Setelah menenangkan Gheza, Ibu Ivone beringsut mendekati gadis sulungnya, mengusap punggung Sada. lalu mengambil ponsel di tangan kanan Sada.

“Sini hp-nya, Mama mau bicara sama Dewa.” Ibu Ivone mengambil ponsel di tangan Sada, lalu berbicara langsung dengan putra keduanya: “Halo, Dewa.”

“Iya, halo Ma. Maafin Dewa ya, Ma. Dewa nggak bisa menjaga Papa dengan baik, bahkan ketika Papa sudah meninggal pun, Dewa nggak bisa membawa pulang jenazah Papa.” Suara Dewa bergetar. Ada tangis yang ia tahan. Tadi suaranya terdengar begitu tenang dan tegas, tetapi dihadapan ibunya, ia kembali seperti anak bungsu yang manja.
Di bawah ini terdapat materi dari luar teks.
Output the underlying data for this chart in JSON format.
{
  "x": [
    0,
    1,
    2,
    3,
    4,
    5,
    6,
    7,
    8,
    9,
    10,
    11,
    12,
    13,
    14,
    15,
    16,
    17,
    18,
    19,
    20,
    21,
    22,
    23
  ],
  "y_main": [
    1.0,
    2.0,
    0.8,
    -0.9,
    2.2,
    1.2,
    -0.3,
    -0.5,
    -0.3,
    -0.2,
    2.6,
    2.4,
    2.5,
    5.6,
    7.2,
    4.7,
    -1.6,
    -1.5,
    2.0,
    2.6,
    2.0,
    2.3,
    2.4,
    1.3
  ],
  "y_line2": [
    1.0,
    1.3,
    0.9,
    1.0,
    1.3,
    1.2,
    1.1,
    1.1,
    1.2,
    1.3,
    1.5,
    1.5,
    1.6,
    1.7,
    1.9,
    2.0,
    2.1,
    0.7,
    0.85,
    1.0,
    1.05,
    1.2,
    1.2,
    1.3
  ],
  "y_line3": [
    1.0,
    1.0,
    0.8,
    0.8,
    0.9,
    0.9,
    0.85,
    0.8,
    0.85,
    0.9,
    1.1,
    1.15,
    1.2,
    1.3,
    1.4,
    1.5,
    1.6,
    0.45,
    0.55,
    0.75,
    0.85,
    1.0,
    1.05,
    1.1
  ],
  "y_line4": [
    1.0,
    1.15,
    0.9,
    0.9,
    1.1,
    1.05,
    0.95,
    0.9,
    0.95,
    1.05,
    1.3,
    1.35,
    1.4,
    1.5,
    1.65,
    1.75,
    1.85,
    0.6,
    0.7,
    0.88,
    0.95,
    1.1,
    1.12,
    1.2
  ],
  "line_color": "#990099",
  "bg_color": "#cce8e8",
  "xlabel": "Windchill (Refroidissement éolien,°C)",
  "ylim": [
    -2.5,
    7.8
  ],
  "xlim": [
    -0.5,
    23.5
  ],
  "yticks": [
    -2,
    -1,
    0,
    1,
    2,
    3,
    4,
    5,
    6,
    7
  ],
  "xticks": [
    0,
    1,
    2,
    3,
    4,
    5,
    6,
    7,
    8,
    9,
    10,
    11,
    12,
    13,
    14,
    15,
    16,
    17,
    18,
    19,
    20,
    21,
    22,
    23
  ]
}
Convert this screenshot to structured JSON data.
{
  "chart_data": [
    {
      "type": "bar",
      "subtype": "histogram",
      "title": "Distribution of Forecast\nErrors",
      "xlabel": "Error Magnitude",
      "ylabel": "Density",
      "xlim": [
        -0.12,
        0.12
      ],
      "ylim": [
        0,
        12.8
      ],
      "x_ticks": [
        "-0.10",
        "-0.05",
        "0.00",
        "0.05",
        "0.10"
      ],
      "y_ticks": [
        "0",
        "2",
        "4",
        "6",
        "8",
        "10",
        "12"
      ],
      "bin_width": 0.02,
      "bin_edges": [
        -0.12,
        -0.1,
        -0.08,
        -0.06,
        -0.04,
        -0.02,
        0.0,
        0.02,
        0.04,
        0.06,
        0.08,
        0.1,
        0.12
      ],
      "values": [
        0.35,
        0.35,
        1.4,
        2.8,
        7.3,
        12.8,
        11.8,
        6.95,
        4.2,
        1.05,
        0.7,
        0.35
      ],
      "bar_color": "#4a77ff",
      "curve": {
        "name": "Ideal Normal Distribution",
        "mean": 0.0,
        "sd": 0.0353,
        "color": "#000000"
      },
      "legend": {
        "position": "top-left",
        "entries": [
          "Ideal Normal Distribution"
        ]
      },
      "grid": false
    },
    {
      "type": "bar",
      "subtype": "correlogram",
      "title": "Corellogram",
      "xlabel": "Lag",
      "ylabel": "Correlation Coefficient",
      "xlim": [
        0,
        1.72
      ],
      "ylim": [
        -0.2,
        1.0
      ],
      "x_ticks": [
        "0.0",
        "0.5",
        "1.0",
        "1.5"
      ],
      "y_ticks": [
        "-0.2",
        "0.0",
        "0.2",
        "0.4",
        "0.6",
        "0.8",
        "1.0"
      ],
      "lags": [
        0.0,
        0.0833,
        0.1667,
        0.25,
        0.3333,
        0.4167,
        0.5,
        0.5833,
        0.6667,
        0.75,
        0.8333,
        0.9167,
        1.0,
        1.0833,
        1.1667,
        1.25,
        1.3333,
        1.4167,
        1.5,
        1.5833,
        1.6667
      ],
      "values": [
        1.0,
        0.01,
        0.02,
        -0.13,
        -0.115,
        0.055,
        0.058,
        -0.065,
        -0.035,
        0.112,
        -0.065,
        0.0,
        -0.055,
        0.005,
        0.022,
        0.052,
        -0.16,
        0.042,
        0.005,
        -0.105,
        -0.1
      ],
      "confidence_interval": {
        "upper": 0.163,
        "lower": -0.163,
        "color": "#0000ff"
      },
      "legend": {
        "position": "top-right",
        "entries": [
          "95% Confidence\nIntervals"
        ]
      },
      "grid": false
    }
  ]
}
“Iya, Nak. Nggak apa-apa. Kamu nggak perlu meminta maaf. Dewa dan Sada nggak bersalah kok. Kalau memang tak bisa mau diapakan lagi, kita nggak bisa ngotot. Yang penting kita tahu, Papa di makamkan di mana dan ada surat kematiannya sebagai bukti bahwa yang di makamkan itu benar Papa.” Ujar Ibu Ivone bijak. Terdengar tarikan napas lega Dewa.

“Iya, Ma. Ini ada suratnya.” Sahut Dewa cepat. "Nanti Dewa fotoin dan kirim ke WA Teteh ya,” katanya lagi.

“Sekarang kamu mau ke mana?” tanya Ibu Ivone.

“Dewa sama Aa Aufa mau ikut ke Cikadut, Ma. Meski tak bisa melihat dari dekat, setidaknya kami bisa menyaksikan pemakaman Papa.” Sahutnya.

“Ya sudah kalau begitu. Kirim saja foto-foto Papa di pemakaman ya. Kalian berdua hati-hati, tetap jaga protokol kesehatan dan jangan lupa pakai masker.” Pesan Ibu Ivone pada putra dan calon menantunya.

“Iya, Ma. Kami hanya boleh melihat dari jauh saja. Sudah dulu ya, Ma. Bilangin ke Teteh jangan banyak pikiran, jangan stress. Gheza juga jangan ngomel-ngomel terus.”

Iya, Nak. Kamu juga yang sabar ya. Mana Aufa,”

“Ini ada. A, Mama mau bicara,” Dewa menyerahkan ponselnya pada Aufa.

“Halo, Ma. Ini Aufa. Maaf ya, Ma, kami gagal mengambil jenazah Papa.”

“Nggak apa-apa, Fa. Sudah ketentuan pemerintah seperti itu, kita bisa apa. Terima kasih ya sudah bantuin Dewa. Kalian hati-hati ya,”

“Iya, Mama. Sudah semesti Aufa membantu adik Dewa, Dewa kan adik Aufa juga. Kami berangkat dulu ya, Ma, itu ambulans-nya sudah mau berangkat, titip salam buat Sada. Wassalamualaikum.”